Sophie arrive dans une maison de campagne appartenant à Louise, qui y loue des chambres. Nouveau chômeur, son neveu Martin habite aussi à cet endroit, de façon temporaire.

Sophie semble ébranlée, troublée. Elle dit manquer de sommeil et avoir aussi perdu son emploi. Elle restera plus longtemps que prévu dans cette maison reculée où elle semble reprendre vie.

Dans ce thriller psychologique, le réalisme de la prémisse de départ est entrecoupé par des scènes solo où Sophie se remémore des violences qu'elle aurait vraisemblablement subies: insultes, menaces de viol, de mort, etc.

Une relation trouble s'installe entre Sophie et Martin, jeune homme désoeuvré ayant des penchants colériques. Amitié, complicité, peut-être plus, mais Sophie n'est pas la personne qu'elle prétendait être au départ...

Sans en dévoiler davantage, disons que la nouvelle pièce de Catherine-Anne Toupin est d'une actualité troublante.
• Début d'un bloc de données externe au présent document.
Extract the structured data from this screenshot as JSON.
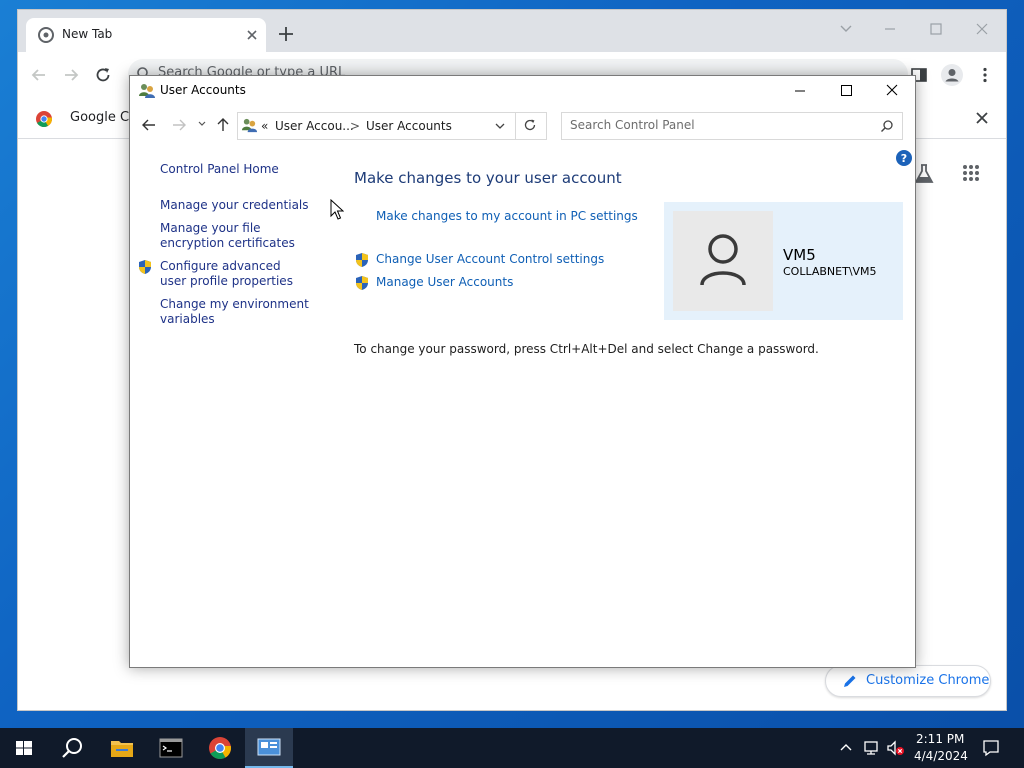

On connaît bien la violence qu'elle décrit; on la retrouve sur toutes les tribunes, dans toutes les plateformes.

Son traitement classique du sujet est relevé par une mise en scène juste et attentive de Marc Beaupré. Les éclairages et la musique servent admirablement son travail qui joue constamment entre l'ombre et la lumière, la réalité du temps présent de la pièce et le passé étrange de Sophie.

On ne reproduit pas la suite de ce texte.